My plan is just the beginning.

My plans are usually awesome, epic, perfectly laid out. And what usually happens?

They burn up, get twisted, go in the opposite direction. I always joke around saying that i always have back up plans because my Plan A never goes smoothly. Yea i get frustrated, yea i get anxious, a bit annoyed for the inconvenience but i easily find a way to replan quickly.

I think its safe to say we all want to live a great life filled with happiness and love. The plans we create in our heads, or write out on paper are just the beginning....the beginning of something greater.

When i have a super good day, that usually means that my plans went perfect (which does happen but is rare)...and i give myself all the credit. But stop for a moment. Isn't God in control of everything? Yes we do have free will, we have choices, but ultimately if we love Jesus, we long to serve him. Anyways...isn't our perfect plans just God's way of allowing us to see a visual of who He is?

He is in every aspect of our lives. Even my own daily plans and routines.

This year..nothing has gone according to plan. Like...my dream plan would have placed me in Chicago my first year out of high school, getting involved in city life and meeting so many awesome people. My dream plan did not have room for me to think of the possibility that i'd be staying another year..at home...with no community...no classmates...no city.

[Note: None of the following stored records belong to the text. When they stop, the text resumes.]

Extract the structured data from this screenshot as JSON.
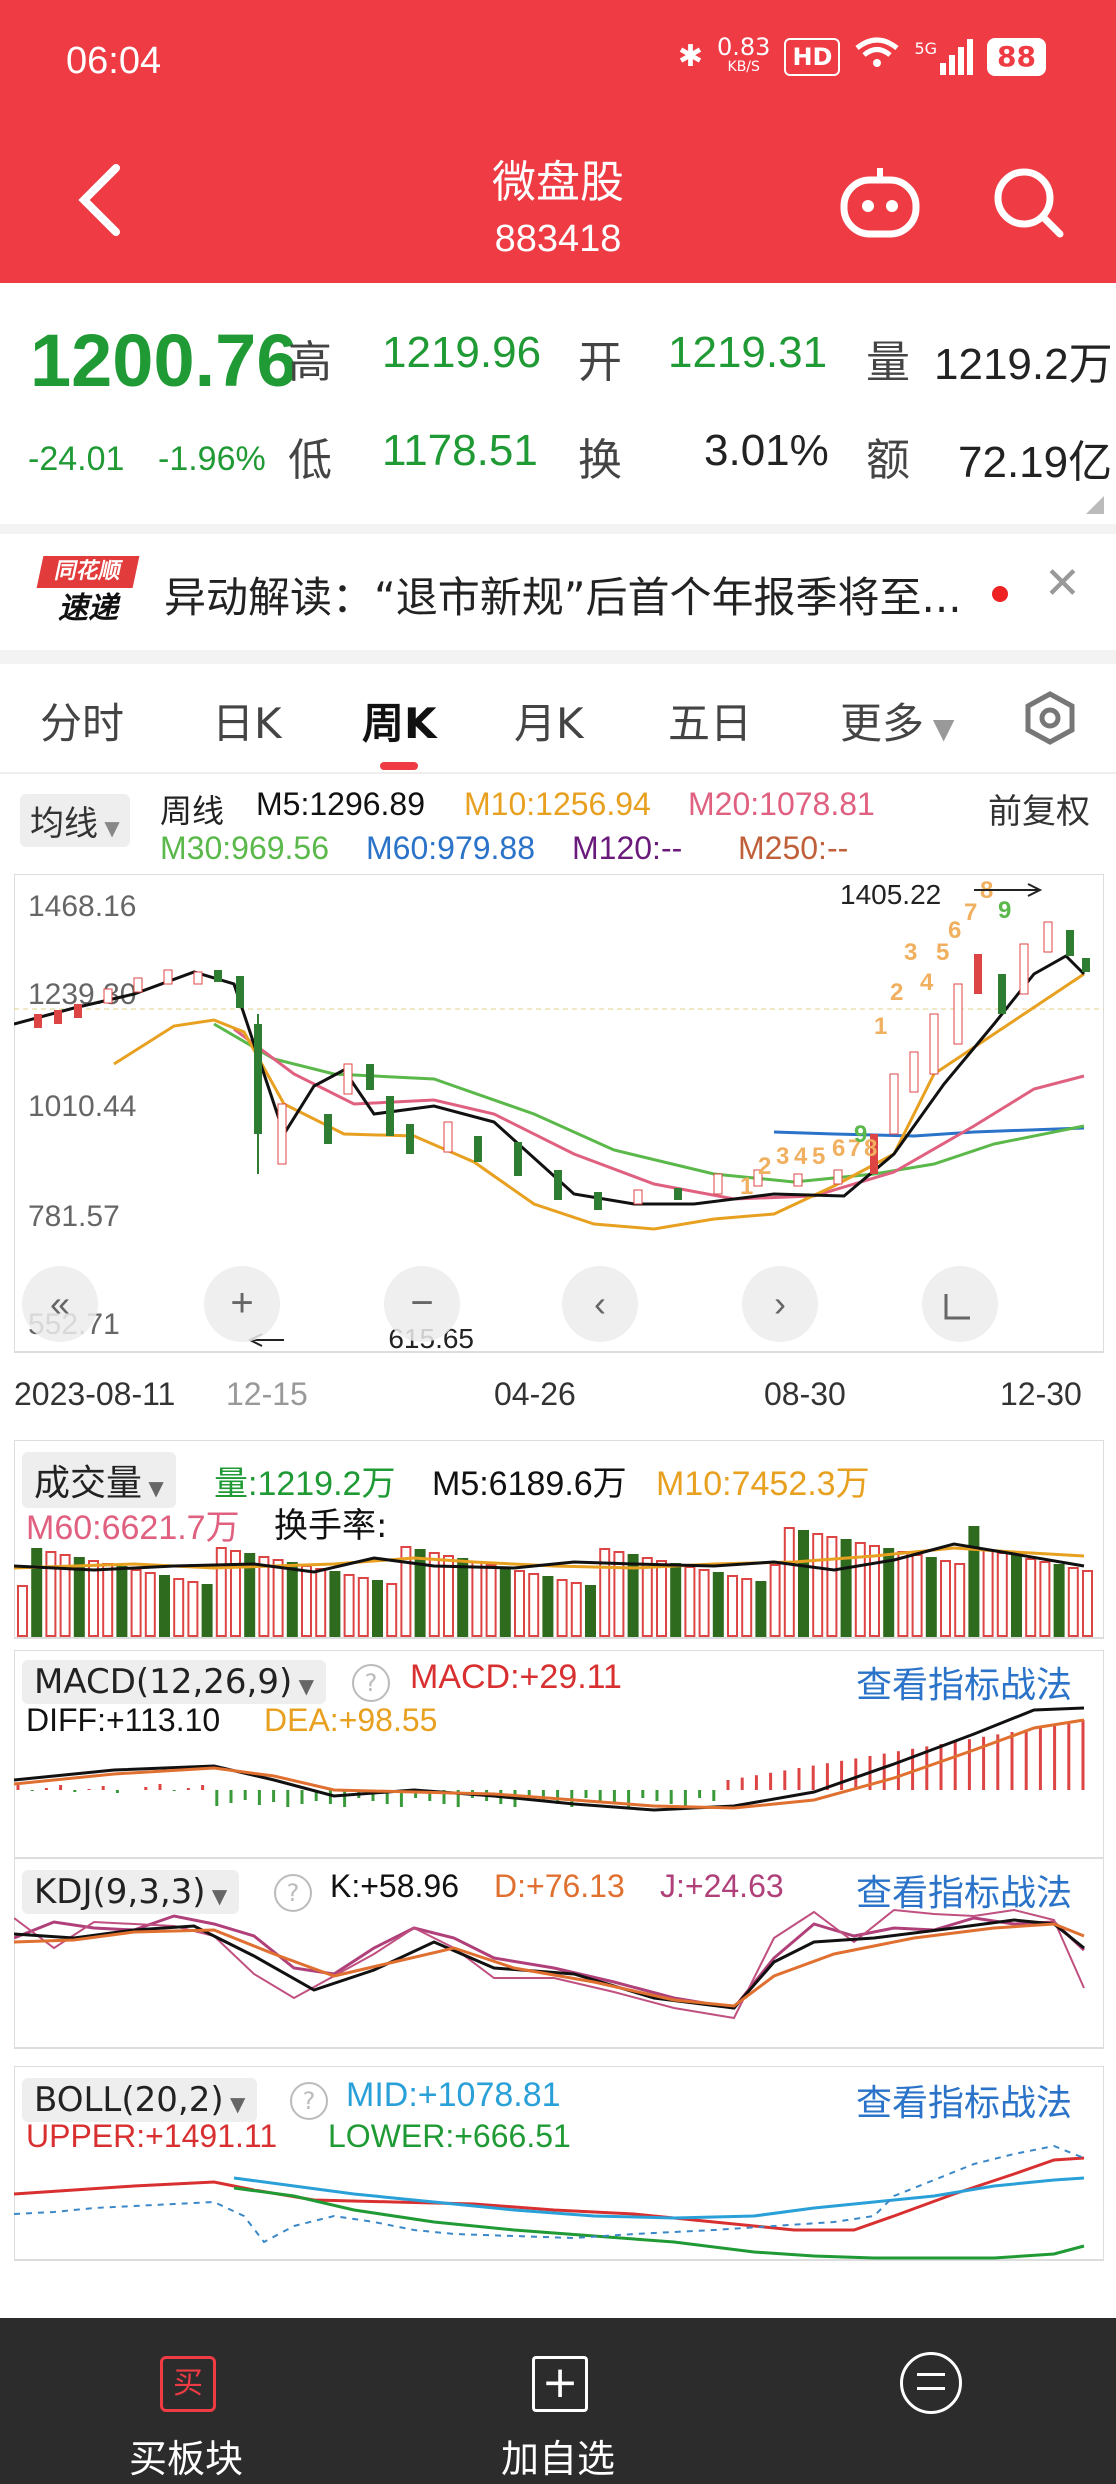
{
  "status": {
    "time": "06:04",
    "net_speed": "0.83",
    "net_unit": "KB/S",
    "hd": "HD",
    "signal": "5G",
    "battery": "88"
  },
  "header": {
    "title": "微盘股",
    "code": "883418"
  },
  "quote": {
    "price": "1200.76",
    "change": "-24.01",
    "change_pct": "-1.96%",
    "high_label": "高",
    "high": "1219.96",
    "open_label": "开",
    "open": "1219.31",
    "vol_label": "量",
    "vol": "1219.2万",
    "low_label": "低",
    "low": "1178.51",
    "turn_label": "换",
    "turn": "3.01%",
    "amt_label": "额",
    "amt": "72.19亿"
  },
  "news": {
    "logo_top": "同花顺",
    "logo_bottom": "速递",
    "text": "异动解读：“退市新规”后首个年报季将至...",
    "close_icon": "close-icon"
  },
  "tabs": {
    "items": [
      "分时",
      "日K",
      "周K",
      "月K",
      "五日",
      "更多"
    ],
    "active": "周K"
  },
  "ma": {
    "selector": "均线",
    "period": "周线",
    "m5": "M5:1296.89",
    "m10": "M10:1256.94",
    "m20": "M20:1078.81",
    "m30": "M30:969.56",
    "m60": "M60:979.88",
    "m120": "M120:--",
    "m250": "M250:--",
    "adjust": "前复权"
  },
  "kline": {
    "y_labels": [
      "1468.16",
      "1239.30",
      "1010.44",
      "781.57",
      "552.71"
    ],
    "high_mark": "1405.22",
    "low_mark": "615.65",
    "x_labels": [
      "2023-08-11",
      "12-15",
      "04-26",
      "08-30",
      "12-30"
    ],
    "nine_turn": [
      "1",
      "2",
      "3",
      "4",
      "5",
      "6",
      "7",
      "8",
      "9"
    ]
  },
  "volume": {
    "selector": "成交量",
    "vol": "量:1219.2万",
    "m5": "M5:6189.6万",
    "m10": "M10:7452.3万",
    "m60": "M60:6621.7万",
    "turnover": "换手率:"
  },
  "macd": {
    "selector": "MACD(12,26,9)",
    "macd": "MACD:+29.11",
    "diff": "DIFF:+113.10",
    "dea": "DEA:+98.55",
    "link": "查看指标战法"
  },
  "kdj": {
    "selector": "KDJ(9,3,3)",
    "k": "K:+58.96",
    "d": "D:+76.13",
    "j": "J:+24.63",
    "link": "查看指标战法"
  },
  "boll": {
    "selector": "BOLL(20,2)",
    "mid": "MID:+1078.81",
    "upper": "UPPER:+1491.11",
    "lower": "LOWER:+666.51",
    "link": "查看指标战法"
  },
  "nav": {
    "items": [
      "买板块",
      "加自选",
      ""
    ]
  },
  "colors": {
    "red": "#ee3b44",
    "green": "#1f9a34",
    "orange": "#e8a020",
    "pink": "#e06080",
    "blue": "#2a73c8"
  }
}
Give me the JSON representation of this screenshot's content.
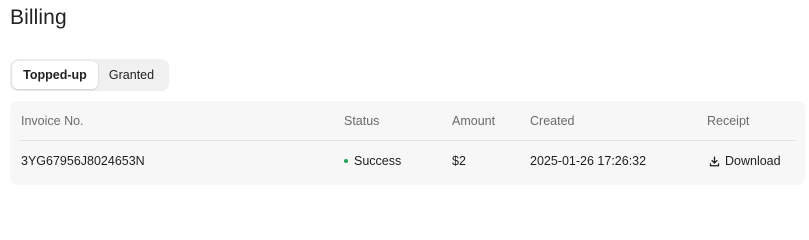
{
  "page": {
    "title": "Billing"
  },
  "tabs": [
    {
      "label": "Topped-up",
      "active": true
    },
    {
      "label": "Granted",
      "active": false
    }
  ],
  "table": {
    "columns": [
      "Invoice No.",
      "Status",
      "Amount",
      "Created",
      "Receipt"
    ],
    "rows": [
      {
        "invoice_no": "3YG67956J8024653N",
        "status": "Success",
        "amount": "$2",
        "created": "2025-01-26 17:26:32",
        "receipt": "Download"
      }
    ]
  },
  "colors": {
    "status_success": "#22a35a",
    "card_background": "#f7f7f7"
  },
  "icons": {
    "receipt_download": "download-icon"
  }
}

I know i have blogged about this a bit...the whole "living here in Fresno another year was not what i expected" but in this post i want to focus on the fact that in the midst of both my failed and successful plans, God was there, and i was able to see a different side of Him revealed :)

Looking back over this year, i still don't get why i got involved in jr high ministry, why i fell in love with my job, why i met and dated an amazing guy only to have to say goodbye to all those things. So much happened this year not according to my plan that was super good and i sit back overwhelmed. God allowed things to be "ruined" in order for me to learn, grow, and seek Him more. But he did use my laid out plan of getting a job easily, forming a new community, and growing closer with my sister as a way to show that he is FOR me, that He is in everything.

So you see....my plan is just the beginning. No matter how awesome it is. No matter what the end results may be. At the end of the day, God uses those plans for His glory no matter what He allows (if he "ruins" or lets my plans work out). I am thankful that God's got everything under control because i still do not understand what "seasonal friendships" mean to this day and i still don't get why he sometimes doesn't give a clear direction to me because im such a planner. He knows this about me.

Good one God...you are teaching me about trust, beginning with my plans that end up in your hands no matter what.